Un lungo tavolo percorre tutta la scena. Agli estremi ci sono Nives e Loriano che parlano ininterrottamente al telefono per tutta una notte. Sono molto distanti tra loro eppure proprio l’elemento del tavolo, quasi l’unico oggetto a caratterizzare la scena insieme a due sedie, fornisce l’indizio di un’unione, di un filo comune che percorre le due esistenze. Il pubblico ascolta la conversazione indossando delle cuffie wireless. Un espediente che crea una sensazione intima e avvolgente e che permette di cogliere le minime sfumature di emozione nella voce degli attori.

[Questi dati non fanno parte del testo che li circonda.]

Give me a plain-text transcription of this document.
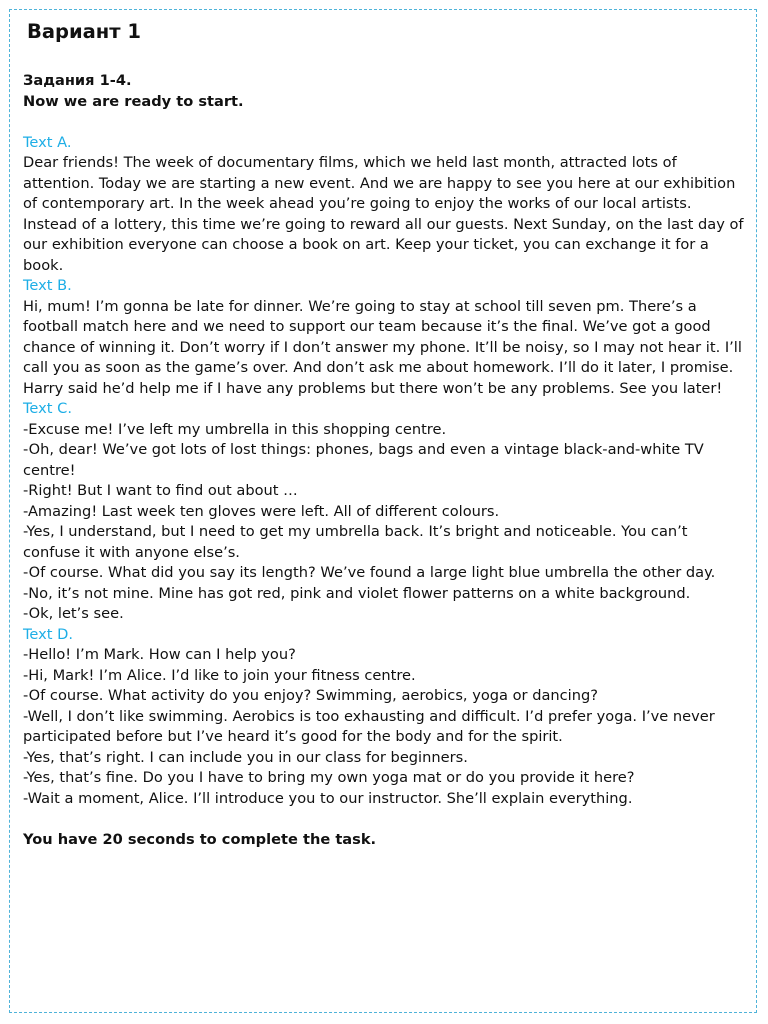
Вариант 1

Задания 1-4.

Now we are ready to start.

Text A.

Dear friends! The week of documentary films, which we held last month, attracted lots of attention. Today we are starting a new event. And we are happy to see you here at our exhibition of contemporary art. In the week ahead you’re going to enjoy the works of our local artists. Instead of a lottery, this time we’re going to reward all our guests. Next Sunday, on the last day of our exhibition everyone can choose a book on art. Keep your ticket, you can exchange it for a book.

Text B.

Hi, mum! I’m gonna be late for dinner. We’re going to stay at school till seven pm. There’s a football match here and we need to support our team because it’s the final. We’ve got a good chance of winning it. Don’t worry if I don’t answer my phone. It’ll be noisy, so I may not hear it. I’ll call you as soon as the game’s over. And don’t ask me about homework. I’ll do it later, I promise. Harry said he’d help me if I have any problems but there won’t be any problems. See you later!

Text C.

-Excuse me! I’ve left my umbrella in this shopping centre.

-Oh, dear! We’ve got lots of lost things: phones, bags and even a vintage black-and-white TV centre!

-Right! But I want to find out about …

-Amazing! Last week ten gloves were left. All of different colours.

-Yes, I understand, but I need to get my umbrella back. It’s bright and noticeable. You can’t confuse it with anyone else’s.

-Of course. What did you say its length? We’ve found a large light blue umbrella the other day.

-No, it’s not mine. Mine has got red, pink and violet flower patterns on a white background.

-Ok, let’s see.

Text D.

-Hello! I’m Mark. How can I help you?

-Hi, Mark! I’m Alice. I’d like to join your fitness centre.

-Of course. What activity do you enjoy? Swimming, aerobics, yoga or dancing?

-Well, I don’t like swimming. Aerobics is too exhausting and difficult. I’d prefer yoga. I’ve never participated before but I’ve heard it’s good for the body and for the spirit.

-Yes, that’s right. I can include you in our class for beginners.

-Yes, that’s fine. Do you I have to bring my own yoga mat or do you provide it here?

-Wait a moment, Alice. I’ll introduce you to our instructor. She’ll explain everything.

You have 20 seconds to complete the task.
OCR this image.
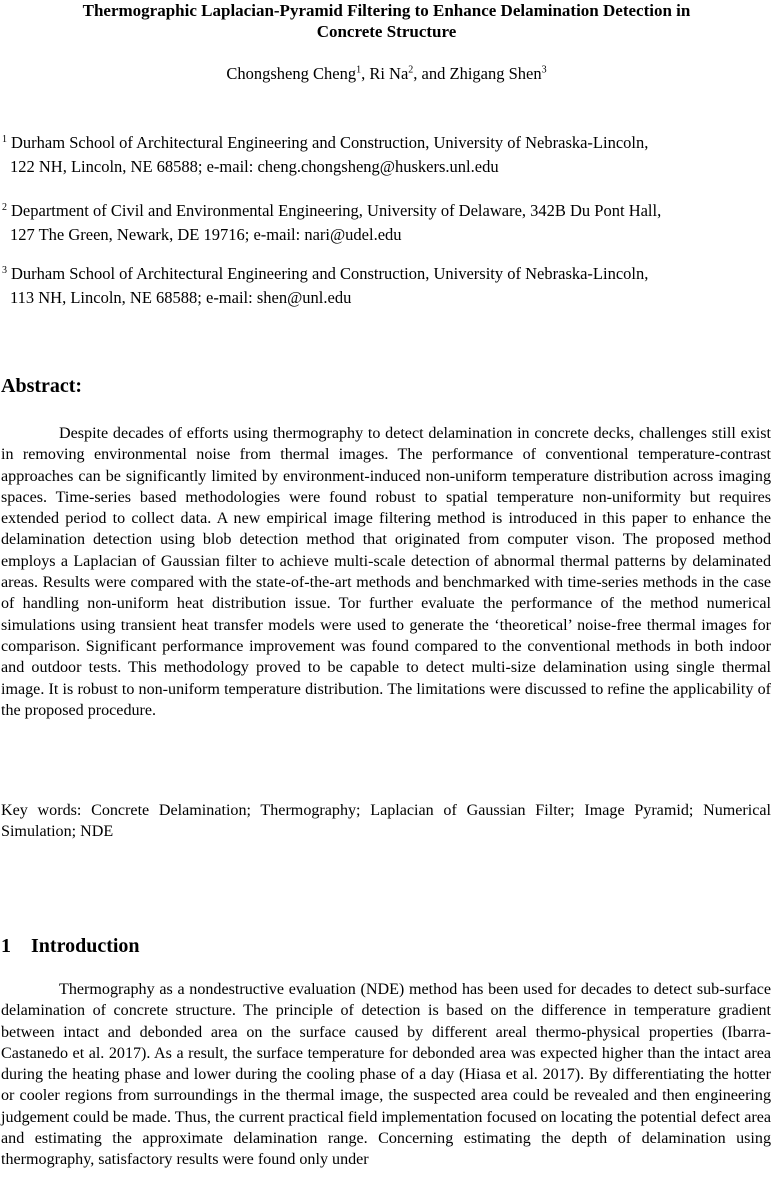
Thermographic Laplacian-Pyramid Filtering to Enhance Delamination Detection in
Concrete Structure
Chongsheng Cheng$^1$, Ri Na$^2$, and Zhigang Shen$^3$
$^1$ Durham School of Architectural Engineering and Construction, University of Nebraska-Lincoln,
122 NH, Lincoln, NE 68588; e-mail: cheng.chongsheng@huskers.unl.edu
$^2$ Department of Civil and Environmental Engineering, University of Delaware, 342B Du Pont Hall,
127 The Green, Newark, DE 19716; e-mail: nari@udel.edu
$^3$ Durham School of Architectural Engineering and Construction, University of Nebraska-Lincoln,
113 NH, Lincoln, NE 68588; e-mail: shen@unl.edu
Abstract:

Despite decades of efforts using thermography to detect delamination in concrete decks, challenges still exist in removing environmental noise from thermal images. The performance of conventional temperature-contrast approaches can be significantly limited by environment-induced non-uniform temperature distribution across imaging spaces. Time-series based methodologies were found robust to spatial temperature non-uniformity but requires extended period to collect data. A new empirical image filtering method is introduced in this paper to enhance the delamination detection using blob detection method that originated from computer vison. The proposed method employs a Laplacian of Gaussian filter to achieve multi-scale detection of abnormal thermal patterns by delaminated areas. Results were compared with the state-of-the-art methods and benchmarked with time-series methods in the case of handling non-uniform heat distribution issue. Tor further evaluate the performance of the method numerical simulations using transient heat transfer models were used to generate the ‘theoretical’ noise-free thermal images for comparison. Significant performance improvement was found compared to the conventional methods in both indoor and outdoor tests. This methodology proved to be capable to detect multi-size delamination using single thermal image. It is robust to non-uniform temperature distribution. The limitations were discussed to refine the applicability of the proposed procedure.

Key words: Concrete Delamination; Thermography; Laplacian of Gaussian Filter; Image Pyramid; Numerical Simulation; NDE

1 Introduction

Thermography as a nondestructive evaluation (NDE) method has been used for decades to detect sub-surface delamination of concrete structure. The principle of detection is based on the difference in temperature gradient between intact and debonded area on the surface caused by different areal thermo-physical properties (Ibarra-Castanedo et al. 2017). As a result, the surface temperature for debonded area was expected higher than the intact area during the heating phase and lower during the cooling phase of a day (Hiasa et al. 2017). By differentiating the hotter or cooler regions from surroundings in the thermal image, the suspected area could be revealed and then engineering judgement could be made. Thus, the current practical field implementation focused on locating the potential defect area and estimating the approximate delamination range. Concerning estimating the depth of delamination using thermography, satisfactory results were found only under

Dopotutto si sta origliando una confessione piena di colpi di scena in cui è lei a distribuire le carte del gioco.
Tra i due protagonisti si scopre esserci stato un passato di amore e passione. Ma circostanze esterne e la mancanza di coraggio ne hanno decretato l’allontanamento. Da allora i loro corpi si sono solamente sfiorati, come fa capire bene la danza di movimenti curata insieme a Giulia Mureddu. L’elemento comico presente nel romanzo di una Nives schietta e sferzante è smorzato nell’interpretazione della Donzelli in cui risalta invece cinismo e disillusione, rammarico e vendetta. Il Loriano di Sgrilli, attenta e intonata spalla, risponde con rassegnata mestizia, si dimena impotente come un animale ingabbiato, nel crescendo di tensione che tiene lo spettatore inchiodato all’ascolto.